For years we've heard the various arguments in favor of the 'transplants about how 1) They provide jobs, 2) They contribute to the economy and 3) They're actually american and 4) More plants will come.

But the reality is 1) The jobs provided aren't as plentiful or well paying. 2) They hardly contribute anything to our economy in comparison to the big 3. 3) Now the 'transplants' are billed as american, but by god, you let the domestics import something (Like the Equinox motors) and it's front page news that the product isn't american. 4) Despite all this; Toyota has actually SCALED BACK their plans for expansion in the U.S. (This happened right after they officially 'broke' GM this year as #1 automaker)

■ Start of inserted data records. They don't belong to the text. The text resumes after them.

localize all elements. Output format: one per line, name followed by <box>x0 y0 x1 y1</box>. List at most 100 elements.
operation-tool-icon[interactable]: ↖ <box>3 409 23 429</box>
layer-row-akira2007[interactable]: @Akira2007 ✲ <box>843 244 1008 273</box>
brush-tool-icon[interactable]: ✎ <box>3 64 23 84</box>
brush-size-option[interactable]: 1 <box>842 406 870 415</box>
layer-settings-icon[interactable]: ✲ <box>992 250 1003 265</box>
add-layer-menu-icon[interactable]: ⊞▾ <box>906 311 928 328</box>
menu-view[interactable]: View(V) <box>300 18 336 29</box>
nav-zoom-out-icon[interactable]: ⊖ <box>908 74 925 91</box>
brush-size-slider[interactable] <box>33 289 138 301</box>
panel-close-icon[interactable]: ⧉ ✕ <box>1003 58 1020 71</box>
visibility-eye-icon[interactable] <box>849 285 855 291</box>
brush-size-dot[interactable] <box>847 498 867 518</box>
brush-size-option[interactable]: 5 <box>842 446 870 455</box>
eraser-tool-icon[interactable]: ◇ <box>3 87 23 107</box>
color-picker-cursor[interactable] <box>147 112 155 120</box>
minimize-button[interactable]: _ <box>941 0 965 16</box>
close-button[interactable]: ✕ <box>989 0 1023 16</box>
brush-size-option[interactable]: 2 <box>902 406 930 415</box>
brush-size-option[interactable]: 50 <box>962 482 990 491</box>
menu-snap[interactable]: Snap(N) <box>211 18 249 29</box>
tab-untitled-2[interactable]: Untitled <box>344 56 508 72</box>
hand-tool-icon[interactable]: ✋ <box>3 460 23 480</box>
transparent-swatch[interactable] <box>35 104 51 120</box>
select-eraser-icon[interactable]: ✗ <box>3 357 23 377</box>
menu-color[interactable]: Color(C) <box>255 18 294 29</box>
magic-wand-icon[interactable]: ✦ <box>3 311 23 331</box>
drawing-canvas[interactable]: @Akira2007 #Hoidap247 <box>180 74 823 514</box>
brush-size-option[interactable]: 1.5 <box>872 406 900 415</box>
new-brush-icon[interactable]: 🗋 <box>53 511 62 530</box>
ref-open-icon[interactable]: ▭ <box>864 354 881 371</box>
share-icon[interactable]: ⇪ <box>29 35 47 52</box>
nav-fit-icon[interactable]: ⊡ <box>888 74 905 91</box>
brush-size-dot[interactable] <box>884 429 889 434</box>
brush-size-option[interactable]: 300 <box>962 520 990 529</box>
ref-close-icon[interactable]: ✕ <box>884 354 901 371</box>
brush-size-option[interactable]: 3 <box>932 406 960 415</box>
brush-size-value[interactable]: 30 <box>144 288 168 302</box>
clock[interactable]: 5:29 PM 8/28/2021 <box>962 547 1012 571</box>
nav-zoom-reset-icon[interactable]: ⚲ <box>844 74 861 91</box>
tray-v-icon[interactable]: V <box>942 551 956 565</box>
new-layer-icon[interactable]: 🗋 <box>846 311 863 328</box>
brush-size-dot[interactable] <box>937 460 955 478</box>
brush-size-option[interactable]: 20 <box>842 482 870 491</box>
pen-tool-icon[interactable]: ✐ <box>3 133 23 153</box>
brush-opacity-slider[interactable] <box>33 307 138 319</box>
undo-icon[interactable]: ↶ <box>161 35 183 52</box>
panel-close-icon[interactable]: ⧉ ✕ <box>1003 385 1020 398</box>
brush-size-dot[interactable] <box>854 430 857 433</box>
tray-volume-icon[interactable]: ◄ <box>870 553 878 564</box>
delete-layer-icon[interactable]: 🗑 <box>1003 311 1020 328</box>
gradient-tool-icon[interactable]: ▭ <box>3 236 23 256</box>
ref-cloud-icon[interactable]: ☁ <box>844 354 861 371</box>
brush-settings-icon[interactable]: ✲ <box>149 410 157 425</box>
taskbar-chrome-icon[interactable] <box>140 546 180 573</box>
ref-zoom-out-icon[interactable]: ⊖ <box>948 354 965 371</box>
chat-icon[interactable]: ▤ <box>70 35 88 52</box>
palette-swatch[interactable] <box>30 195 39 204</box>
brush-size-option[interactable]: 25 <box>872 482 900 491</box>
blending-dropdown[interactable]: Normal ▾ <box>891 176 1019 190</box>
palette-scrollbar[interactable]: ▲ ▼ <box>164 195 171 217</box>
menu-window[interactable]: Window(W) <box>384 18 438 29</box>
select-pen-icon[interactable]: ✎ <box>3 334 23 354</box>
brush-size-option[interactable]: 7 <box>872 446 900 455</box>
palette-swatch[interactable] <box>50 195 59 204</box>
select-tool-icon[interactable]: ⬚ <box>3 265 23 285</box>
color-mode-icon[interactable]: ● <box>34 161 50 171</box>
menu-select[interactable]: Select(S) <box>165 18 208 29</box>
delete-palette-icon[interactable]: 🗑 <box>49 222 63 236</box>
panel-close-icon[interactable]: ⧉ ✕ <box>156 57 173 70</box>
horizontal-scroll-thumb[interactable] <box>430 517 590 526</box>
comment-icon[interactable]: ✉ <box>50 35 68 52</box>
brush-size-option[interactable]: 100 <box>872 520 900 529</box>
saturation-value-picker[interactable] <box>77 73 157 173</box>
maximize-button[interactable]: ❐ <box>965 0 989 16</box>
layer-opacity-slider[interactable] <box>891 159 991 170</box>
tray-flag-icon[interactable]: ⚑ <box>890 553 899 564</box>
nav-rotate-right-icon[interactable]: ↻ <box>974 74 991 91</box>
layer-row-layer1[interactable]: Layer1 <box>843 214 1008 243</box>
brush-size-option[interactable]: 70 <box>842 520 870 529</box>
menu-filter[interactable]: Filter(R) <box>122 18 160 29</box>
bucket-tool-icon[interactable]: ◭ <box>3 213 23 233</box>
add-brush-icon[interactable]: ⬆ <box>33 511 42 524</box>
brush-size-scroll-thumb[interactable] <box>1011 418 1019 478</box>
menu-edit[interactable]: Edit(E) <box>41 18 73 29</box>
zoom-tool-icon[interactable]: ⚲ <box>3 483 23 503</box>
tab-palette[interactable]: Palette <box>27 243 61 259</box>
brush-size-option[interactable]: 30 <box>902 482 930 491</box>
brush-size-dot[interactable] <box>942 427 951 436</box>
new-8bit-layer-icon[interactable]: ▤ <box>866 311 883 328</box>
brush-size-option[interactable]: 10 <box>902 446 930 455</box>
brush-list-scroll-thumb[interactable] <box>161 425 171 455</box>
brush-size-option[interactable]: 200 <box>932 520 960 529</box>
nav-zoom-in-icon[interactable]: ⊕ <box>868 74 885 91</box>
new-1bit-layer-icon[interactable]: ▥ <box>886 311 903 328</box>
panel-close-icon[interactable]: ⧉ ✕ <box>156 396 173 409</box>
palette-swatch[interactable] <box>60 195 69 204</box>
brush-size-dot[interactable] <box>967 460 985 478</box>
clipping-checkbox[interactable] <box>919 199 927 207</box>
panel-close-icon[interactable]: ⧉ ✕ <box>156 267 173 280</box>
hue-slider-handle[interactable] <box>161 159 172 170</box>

But here's the kicker... We have been the receivers for so long that our culture is apathetic to the whole situation. It's very possible that the Japanese will eventually destroy this industry just like they did small electronics. Unlike the 80's, when america was a culture less divided, you will see NO backlash from americans when this series of events happens either, because even the most staunch DETROIT fans have been 'influenced' by the press that Detroit is 'getting what it deserves' (Look no further than this board for evidence of the constant negativity -- Even the dealers are turning on the company)

It sure is fun watching our country fall!!! [/sarcasm]

P.S. As for Pearl Harbor... We should never forget the significance of that day and how it relates to our country. Forgiveness is entirely different though; thus the point of my signature... Japan has been FORGIVEN for commiting one of the largest atrocities ever toward the citizens of this country, yet this country cannot forgive Detroit for making a few 'less than stellar' products.

Posted

guess you don't like the germans, italians, british and people from the south.

na theres a difference... its just plain offensive, to have your ambassodor send telegrams of peace, as your fleet is on its way... sure its tactics... but if it fails... it is asking for a lifetime + of discrimination...

hey Fog, do you know who's winning the 2007 anual sales? seemed like at the 2nd quarter it was tied up 1 quarter to gm, the other to toyota... but when is 3rd quarter global sales coming in>?